No papel, a trama de um Ghostface atrás da filha de Sidney Prescott não é de todo mal. Entretanto, a ausência da protagonista em Pânico 6 possui um sentimento remanescente no filme atual. Por conhecermos a família dela à essa altura do campeonato, a importância dada pelo público a esses personagens é ínfima e, sinceramente, insignificante. Wes Craven, que comandou a trilogia original e a obra de 2011, estabeleceu ao longo de 15 anos as regras e narrativas desse mundo. Ou melhor: mostrou em quatro tentativas a versatilidade do slasher. Aqui, o fazer Terror se despede – algo que já era perceptível no longa anterior – e dá lugar ao jogo de fazer dinheiro. Essa característica era inata desde Craven, mas ele ao menos tinha o talento de encontrar algo original e filmá-lo com qualidade. Pelo sucesso de bilheteria da produção anterior, Scream 7 (título original) chegou aos cinemas em 2026. Mas será que precisava mesmo?

Texto Alternativo: A atriz Isabel May (Tatum Evans) está deitada de bruços em uma cama com roupas de cama claras. Ela veste um casaco lilás e segura um celular com as duas mãos, olhando para o lado com uma expressão de preocupação ou alerta. O quarto está decorado com luzes quentes e pequenos quadros ao fundo.
Isabel May interpreta Tatum Evans, a filha de Sidney, que se torna o centro das atenções do assassino (Foto: Paramount Pictures)
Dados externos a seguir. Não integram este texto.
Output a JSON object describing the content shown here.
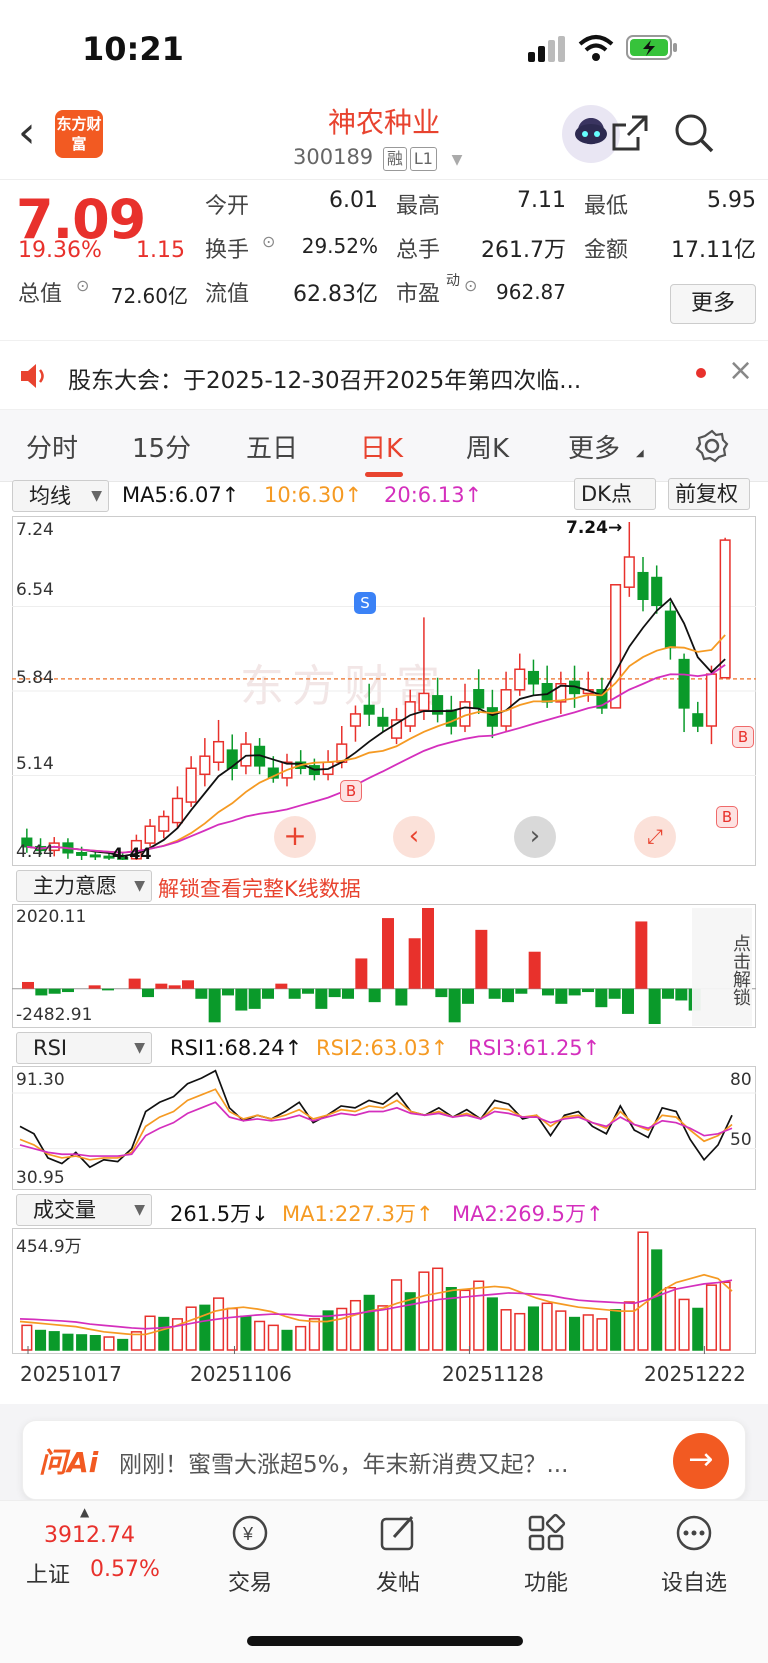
{
  "status_bar": {
    "time": "10:21"
  },
  "header": {
    "logo_text": "东方财富",
    "stock_name": "神农种业",
    "stock_code": "300189",
    "tag1": "融",
    "tag2": "L1"
  },
  "quote": {
    "price": "7.09",
    "change_pct": "19.36%",
    "change_amt": "1.15",
    "open_label": "今开",
    "open_value": "6.01",
    "high_label": "最高",
    "high_value": "7.11",
    "low_label": "最低",
    "low_value": "5.95",
    "turnover_label": "换手",
    "turnover_value": "29.52%",
    "volume_label": "总手",
    "volume_value": "261.7万",
    "amount_label": "金额",
    "amount_value": "17.11亿",
    "mktcap_label": "总值",
    "mktcap_value": "72.60亿",
    "float_label": "流值",
    "float_value": "62.83亿",
    "pe_label": "市盈",
    "pe_sup": "动",
    "pe_value": "962.87",
    "more_button": "更多"
  },
  "notice": {
    "text": "股东大会：于2025-12-30召开2025年第四次临..."
  },
  "tabs": [
    {
      "label": "分时"
    },
    {
      "label": "15分"
    },
    {
      "label": "五日"
    },
    {
      "label": "日K"
    },
    {
      "label": "周K"
    },
    {
      "label": "更多"
    }
  ],
  "kline": {
    "indicator_select": "均线",
    "ma5": "MA5:6.07↑",
    "ma10": "10:6.30↑",
    "ma20": "20:6.13↑",
    "dk_button": "DK点",
    "adjust_button": "前复权",
    "y_labels": [
      "7.24",
      "6.54",
      "5.84",
      "5.14",
      "4.44"
    ],
    "max_label": "7.24→",
    "min_label": "4.44",
    "marker_s": "S",
    "marker_b": "B",
    "watermark": "东方财富"
  },
  "main_force": {
    "select": "主力意愿",
    "unlock_text": "解锁查看完整K线数据",
    "ymax": "2020.11",
    "ymin": "-2482.91",
    "side_button": "点击解锁"
  },
  "rsi": {
    "select": "RSI",
    "rsi1": "RSI1:68.24↑",
    "rsi2": "RSI2:63.03↑",
    "rsi3": "RSI3:61.25↑",
    "ymax": "91.30",
    "ymin": "30.95",
    "r80": "80",
    "r50": "50"
  },
  "volume": {
    "select": "成交量",
    "current": "261.5万↓",
    "ma1": "MA1:227.3万↑",
    "ma2": "MA2:269.5万↑",
    "ymax": "454.9万",
    "dates": [
      "20251017",
      "20251106",
      "20251128",
      "20251222"
    ]
  },
  "ai_bar": {
    "logo": "问Ai",
    "text": "刚刚！蜜雪大涨超5%，年末新消费又起？..."
  },
  "bottom_nav": {
    "index_value": "3912.74",
    "index_name": "上证",
    "index_change": "0.57%",
    "items": [
      {
        "label": "交易"
      },
      {
        "label": "发帖"
      },
      {
        "label": "功能"
      },
      {
        "label": "设自选"
      }
    ]
  },
  "colors": {
    "up": "#e8312c",
    "down": "#0a9a2a",
    "ma5": "#111111",
    "ma10": "#f59a23",
    "ma20": "#d42fbd",
    "accent": "#e8432f"
  },
  "chart_data": {
    "type": "candlestick",
    "ylim": [
      4.44,
      7.24
    ],
    "candles": [
      {
        "o": 4.62,
        "c": 4.55,
        "h": 4.7,
        "l": 4.5
      },
      {
        "o": 4.55,
        "c": 4.52,
        "h": 4.62,
        "l": 4.48
      },
      {
        "o": 4.52,
        "c": 4.58,
        "h": 4.63,
        "l": 4.47
      },
      {
        "o": 4.58,
        "c": 4.5,
        "h": 4.62,
        "l": 4.45
      },
      {
        "o": 4.5,
        "c": 4.48,
        "h": 4.55,
        "l": 4.44
      },
      {
        "o": 4.48,
        "c": 4.47,
        "h": 4.52,
        "l": 4.44
      },
      {
        "o": 4.47,
        "c": 4.46,
        "h": 4.5,
        "l": 4.44
      },
      {
        "o": 4.46,
        "c": 4.45,
        "h": 4.5,
        "l": 4.44
      },
      {
        "o": 4.45,
        "c": 4.6,
        "h": 4.65,
        "l": 4.44
      },
      {
        "o": 4.58,
        "c": 4.72,
        "h": 4.78,
        "l": 4.55
      },
      {
        "o": 4.68,
        "c": 4.8,
        "h": 4.85,
        "l": 4.62
      },
      {
        "o": 4.75,
        "c": 4.95,
        "h": 5.05,
        "l": 4.7
      },
      {
        "o": 4.92,
        "c": 5.2,
        "h": 5.3,
        "l": 4.88
      },
      {
        "o": 5.15,
        "c": 5.3,
        "h": 5.45,
        "l": 5.05
      },
      {
        "o": 5.25,
        "c": 5.42,
        "h": 5.6,
        "l": 5.18
      },
      {
        "o": 5.35,
        "c": 5.2,
        "h": 5.48,
        "l": 5.1
      },
      {
        "o": 5.22,
        "c": 5.4,
        "h": 5.5,
        "l": 5.15
      },
      {
        "o": 5.38,
        "c": 5.22,
        "h": 5.45,
        "l": 5.15
      },
      {
        "o": 5.2,
        "c": 5.12,
        "h": 5.3,
        "l": 5.08
      },
      {
        "o": 5.12,
        "c": 5.25,
        "h": 5.32,
        "l": 5.05
      },
      {
        "o": 5.25,
        "c": 5.2,
        "h": 5.35,
        "l": 5.15
      },
      {
        "o": 5.22,
        "c": 5.15,
        "h": 5.28,
        "l": 5.1
      },
      {
        "o": 5.15,
        "c": 5.25,
        "h": 5.35,
        "l": 5.1
      },
      {
        "o": 5.25,
        "c": 5.4,
        "h": 5.55,
        "l": 5.2
      },
      {
        "o": 5.55,
        "c": 5.65,
        "h": 5.72,
        "l": 5.42
      },
      {
        "o": 5.72,
        "c": 5.65,
        "h": 5.9,
        "l": 5.55
      },
      {
        "o": 5.62,
        "c": 5.55,
        "h": 5.7,
        "l": 5.5
      },
      {
        "o": 5.45,
        "c": 5.6,
        "h": 5.7,
        "l": 5.4
      },
      {
        "o": 5.55,
        "c": 5.75,
        "h": 5.85,
        "l": 5.5
      },
      {
        "o": 5.68,
        "c": 5.82,
        "h": 6.45,
        "l": 5.6
      },
      {
        "o": 5.8,
        "c": 5.65,
        "h": 5.95,
        "l": 5.58
      },
      {
        "o": 5.68,
        "c": 5.55,
        "h": 5.8,
        "l": 5.48
      },
      {
        "o": 5.55,
        "c": 5.75,
        "h": 5.9,
        "l": 5.5
      },
      {
        "o": 5.85,
        "c": 5.7,
        "h": 6.02,
        "l": 5.65
      },
      {
        "o": 5.7,
        "c": 5.55,
        "h": 5.85,
        "l": 5.45
      },
      {
        "o": 5.55,
        "c": 5.85,
        "h": 6.0,
        "l": 5.5
      },
      {
        "o": 5.85,
        "c": 6.02,
        "h": 6.15,
        "l": 5.8
      },
      {
        "o": 6.0,
        "c": 5.9,
        "h": 6.1,
        "l": 5.8
      },
      {
        "o": 5.9,
        "c": 5.75,
        "h": 6.05,
        "l": 5.7
      },
      {
        "o": 5.75,
        "c": 5.9,
        "h": 6.0,
        "l": 5.65
      },
      {
        "o": 5.92,
        "c": 5.82,
        "h": 6.05,
        "l": 5.7
      },
      {
        "o": 5.82,
        "c": 5.85,
        "h": 6.0,
        "l": 5.75
      },
      {
        "o": 5.85,
        "c": 5.7,
        "h": 5.95,
        "l": 5.65
      },
      {
        "o": 5.7,
        "c": 6.72,
        "h": 6.72,
        "l": 5.7
      },
      {
        "o": 6.7,
        "c": 6.95,
        "h": 7.24,
        "l": 6.62
      },
      {
        "o": 6.82,
        "c": 6.6,
        "h": 6.95,
        "l": 6.5
      },
      {
        "o": 6.78,
        "c": 6.55,
        "h": 6.88,
        "l": 6.48
      },
      {
        "o": 6.5,
        "c": 6.2,
        "h": 6.58,
        "l": 6.1
      },
      {
        "o": 6.1,
        "c": 5.7,
        "h": 6.15,
        "l": 5.5
      },
      {
        "o": 5.65,
        "c": 5.55,
        "h": 5.75,
        "l": 5.5
      },
      {
        "o": 5.55,
        "c": 5.98,
        "h": 6.05,
        "l": 5.4
      },
      {
        "o": 5.95,
        "c": 7.09,
        "h": 7.11,
        "l": 5.95
      }
    ],
    "main_force": [
      40,
      -40,
      -30,
      -20,
      0,
      20,
      -10,
      0,
      60,
      -50,
      30,
      20,
      50,
      -60,
      -200,
      -40,
      -130,
      -120,
      -60,
      30,
      -60,
      -30,
      -120,
      -50,
      -60,
      180,
      -80,
      420,
      -100,
      300,
      480,
      -50,
      -200,
      -90,
      350,
      -60,
      -80,
      -30,
      220,
      -40,
      -90,
      -40,
      -20,
      -110,
      -60,
      -150,
      400,
      -210,
      -60,
      -70,
      -130
    ],
    "rsi1": [
      62,
      58,
      45,
      42,
      48,
      40,
      44,
      43,
      50,
      70,
      75,
      78,
      85,
      88,
      92,
      72,
      65,
      68,
      66,
      70,
      75,
      64,
      68,
      73,
      72,
      76,
      74,
      80,
      70,
      68,
      72,
      67,
      71,
      66,
      76,
      74,
      66,
      68,
      57,
      68,
      70,
      62,
      58,
      73,
      60,
      56,
      72,
      70,
      55,
      44,
      52,
      68
    ],
    "rsi2": [
      55,
      52,
      47,
      45,
      46,
      44,
      45,
      45,
      48,
      62,
      67,
      70,
      76,
      79,
      82,
      70,
      66,
      68,
      66,
      68,
      71,
      66,
      68,
      71,
      70,
      73,
      72,
      76,
      70,
      68,
      70,
      67,
      69,
      66,
      72,
      71,
      67,
      68,
      62,
      67,
      68,
      64,
      61,
      70,
      63,
      60,
      68,
      67,
      60,
      54,
      57,
      63
    ],
    "rsi3": [
      52,
      50,
      48,
      47,
      47,
      46,
      46,
      46,
      47,
      57,
      61,
      64,
      69,
      72,
      75,
      67,
      65,
      66,
      65,
      66,
      68,
      65,
      67,
      69,
      68,
      70,
      70,
      72,
      69,
      68,
      69,
      67,
      68,
      66,
      70,
      69,
      67,
      67,
      64,
      66,
      67,
      64,
      62,
      67,
      63,
      61,
      65,
      64,
      61,
      57,
      58,
      61
    ],
    "volume": [
      95,
      75,
      70,
      60,
      58,
      55,
      50,
      40,
      70,
      130,
      125,
      120,
      165,
      172,
      200,
      160,
      130,
      110,
      95,
      75,
      90,
      120,
      150,
      160,
      190,
      210,
      170,
      270,
      220,
      300,
      315,
      240,
      230,
      265,
      200,
      155,
      140,
      165,
      180,
      150,
      125,
      135,
      120,
      155,
      185,
      454,
      385,
      240,
      195,
      160,
      250,
      261
    ],
    "ma1": [
      110,
      105,
      100,
      95,
      90,
      80,
      70,
      65,
      60,
      60,
      75,
      90,
      110,
      130,
      150,
      160,
      165,
      158,
      148,
      130,
      115,
      110,
      110,
      120,
      135,
      150,
      160,
      180,
      195,
      210,
      220,
      230,
      235,
      240,
      245,
      240,
      220,
      200,
      185,
      175,
      165,
      160,
      155,
      150,
      150,
      190,
      230,
      260,
      275,
      290,
      275,
      227
    ],
    "ma2": [
      120,
      118,
      115,
      112,
      108,
      100,
      95,
      90,
      85,
      82,
      85,
      90,
      100,
      110,
      118,
      125,
      130,
      135,
      138,
      138,
      135,
      130,
      130,
      135,
      140,
      148,
      155,
      165,
      175,
      185,
      195,
      200,
      205,
      210,
      215,
      220,
      218,
      215,
      210,
      200,
      192,
      188,
      185,
      182,
      180,
      195,
      215,
      235,
      245,
      255,
      260,
      269
    ],
    "x_ticks": [
      "20251017",
      "20251106",
      "20251128",
      "20251222"
    ]
  }
}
Essa sensação de falta de propósito e vazio narrativo é o resultado direto de uma grande crise nos bastidores de produção. A demissão de Melissa Barrera em 2023, após suas postagens em apoio à Palestina, e a saída subsequente de Jenna Ortega em solidariedade, deixaram um buraco que o roteiro tenta tapar com nostalgia barata. Ao descartar as protagonistas que sustentaram o renascimento da franquia em Pânico 5, os criadores já cavaram seu próprio fracasso.

O episódio reflete um momento sintomático e gélido em Hollywood, onde o silêncio é a moeda de troca para a estabilidade na carreira. Enquanto Barrera afirma que “o silêncio não é uma opção” ao usar sua voz para questionar crises globais, a indústria respondeu com o silenciamento corporativo. Esse cenário de vigilância ideológica cria um clima de medo onde temas sensíveis tornam-se tabus intransponíveis para atores que preferem a segurança do contrato ao risco da opinião. 

No fim das contas, a volta de Neve Campbell soa mais como um plano de gerenciamento de crise do que como um retorno triunfal. A saída de Ortega, que admitiu ao The Cut que “tudo estava desmoronando” após a saída de sua equipe original, prova que a alma da produção se perdeu no processo. Pânico 7 torna-se, assim, um exemplo do conformismo hollywoodiano: um filme que prefere reciclar o que já conhecemos a permitir que seus artistas se posicionem sobre as dores de um mundo que, fora das telas, é muito mais assustador do que qualquer Ghostface.